Il segretario di Stato americano John Kerry è atterrato stamattina a Baghdad, terza tappa – la più importante – del suo viaggio in Medio Oriente. La visita arriva infatti in un momento delicatissimo per l’Iraq, con i miliziani jihadisti dello Stato islamico dell’Iraq e del Levante (Isis) che continuano ad avanzare.
La visita di Kerry in Iraq era stata anticipata dalla Casa Bianca. Washington sta cercando di battere i sentieri della politica per impedire che l’Iraq precipiti definitivamente nel caos di una guerra civile. Nell’agenda di Kerry figurano incontri con il primo ministro al-Maliki (sempre più sotto pressione per le scelte politiche fatte negli ultimi anni) e con altre autorità irachene tra cui il ministro degli esteri Hoshyar Zebari (curdo), il presidente del Parlamento sunnita Osama al-Nujaifi (sunnita) e il religioso sciita Ammar al-Hakim.
Secondo quanto riferiscono fonti statunitensi, Kerry non chiederà ufficialmente ad al-Maliki di fare un passo indietro. Washington spinge per una soluzione politica, che arrivi alla formazione di un governo capace di porsi al di sopra delle divisioni settarie che stanno incendiando l’Iraq. Quello che la Casa Bianca chiede è che a Baghdad si adottino politiche più inclusive capaci di tenere insieme la totalità della popolazione. In sostanza si tratterebbe di fare concessioni ai curdi e soprattutto alla minoranza sunnita, la quale si sta trasformando in un prezioso alleato dell’Isis. Questa strada però potrebbe condurre inevitabilmente a un avvicendamento alla testa del governo iracheno, con al-Maliki costretto a dimettersi.
A pochi chilometri di distanza, l’Iran segue con attenzione l’evolversi della situazione irachena e la visita di Kerry a Baghdad. Tra il governo sciita iracheno e l’Iran (anch’esso sciita) c’è un’alleanza a cui Teheran non ha intenzione di rinunciare.
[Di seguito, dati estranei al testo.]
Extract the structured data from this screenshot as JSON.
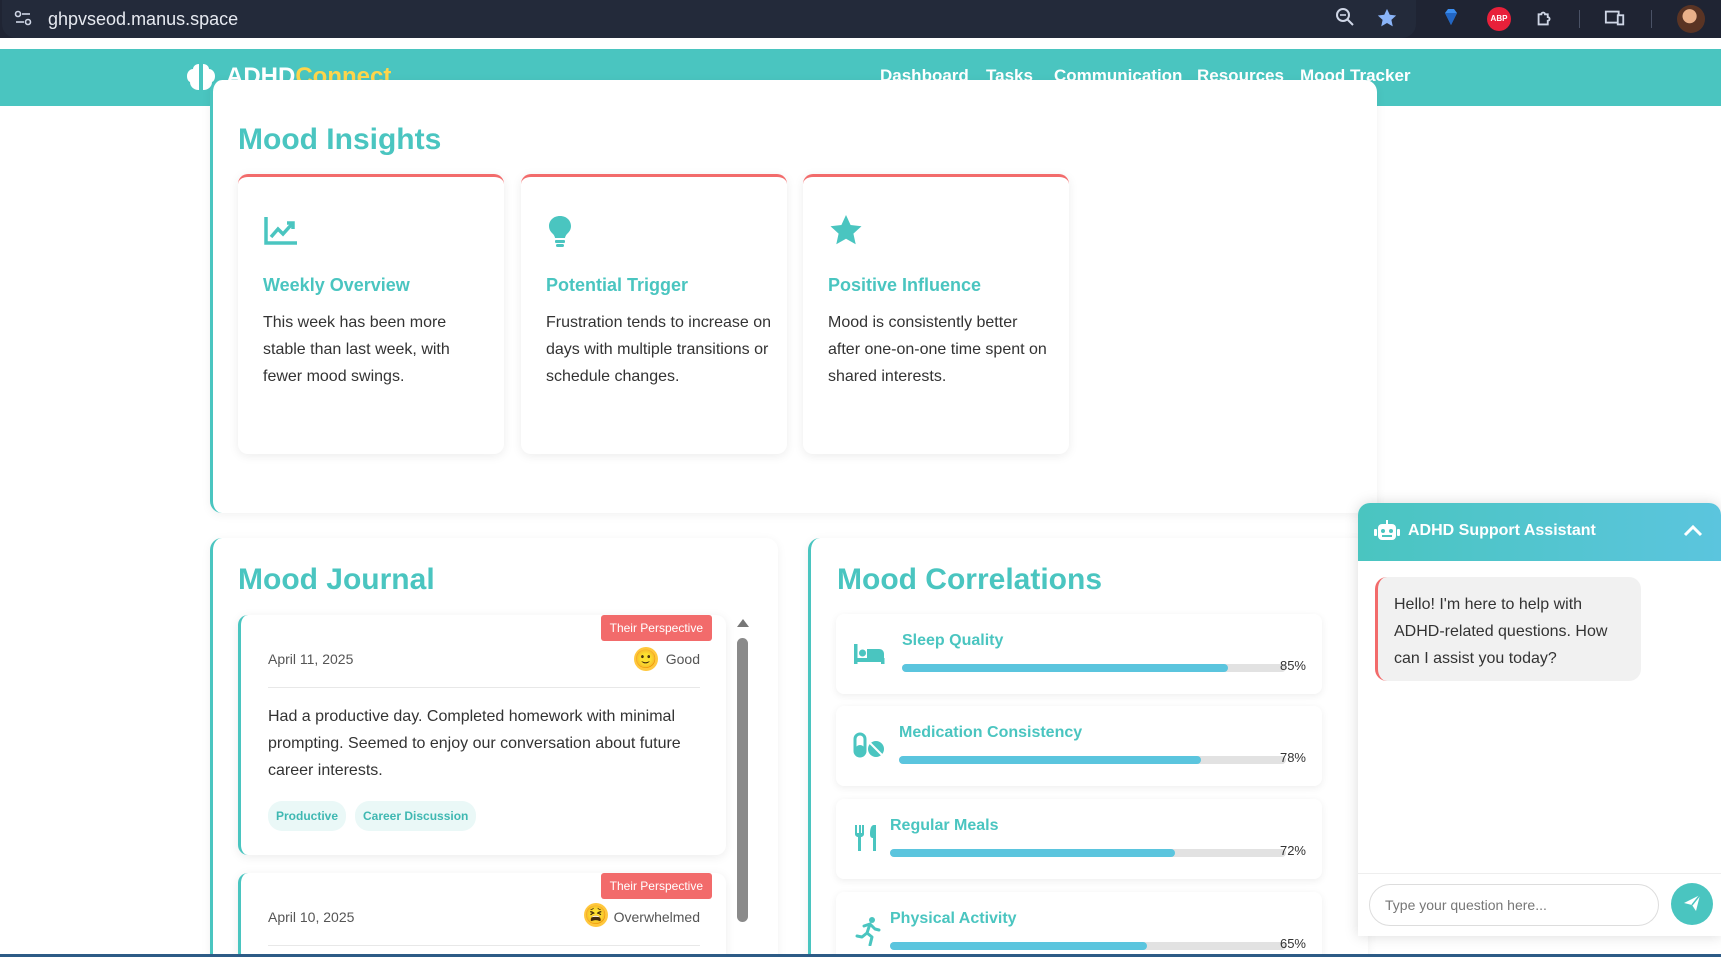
{
  "browser": {
    "url": "ghpvseod.manus.space"
  },
  "nav": {
    "logo_main": "ADHD",
    "logo_accent": "Connect",
    "links": [
      "Dashboard",
      "Tasks",
      "Communication",
      "Resources",
      "Mood Tracker"
    ]
  },
  "insights": {
    "title": "Mood Insights",
    "cards": [
      {
        "icon": "chart-line-icon",
        "title": "Weekly Overview",
        "text": "This week has been more stable than last week, with fewer mood swings."
      },
      {
        "icon": "lightbulb-icon",
        "title": "Potential Trigger",
        "text": "Frustration tends to increase on days with multiple transitions or schedule changes."
      },
      {
        "icon": "star-icon",
        "title": "Positive Influence",
        "text": "Mood is consistently better after one-on-one time spent on shared interests."
      }
    ]
  },
  "journal": {
    "title": "Mood Journal",
    "entries": [
      {
        "badge": "Their Perspective",
        "date": "April 11, 2025",
        "mood": "Good",
        "emoji": "🙂",
        "text": "Had a productive day. Completed homework with minimal prompting. Seemed to enjoy our conversation about future career interests.",
        "tags": [
          "Productive",
          "Career Discussion"
        ]
      },
      {
        "badge": "Their Perspective",
        "date": "April 10, 2025",
        "mood": "Overwhelmed",
        "emoji": "😫"
      }
    ]
  },
  "correlations": {
    "title": "Mood Correlations",
    "items": [
      {
        "icon": "bed-icon",
        "label": "Sleep Quality",
        "percent": 85,
        "percent_label": "85%"
      },
      {
        "icon": "pills-icon",
        "label": "Medication Consistency",
        "percent": 78,
        "percent_label": "78%"
      },
      {
        "icon": "utensils-icon",
        "label": "Regular Meals",
        "percent": 72,
        "percent_label": "72%"
      },
      {
        "icon": "running-icon",
        "label": "Physical Activity",
        "percent": 65,
        "percent_label": "65%"
      }
    ]
  },
  "chat": {
    "title": "ADHD Support Assistant",
    "message": "Hello! I'm here to help with ADHD-related questions. How can I assist you today?",
    "input_placeholder": "Type your question here..."
  },
  "colors": {
    "primary": "#4ac5c0",
    "accent_yellow": "#ffd54a",
    "badge_red": "#f26b6b",
    "progress": "#5bc5de"
  }
}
Ieri l’Ayatollah Ali Khamenei, guida suprema dell’Iran, ha accusato Washington di voler riprendere il controllo dell’Iraq. “Siamo fortemente contrari a un intervento degli Usa in Iraq” ha dichiarato Ali Khamenei, “crediamo che il governo iracheno, la nazione e le autorità religiose siano in grado di porre fine alla rivolta”.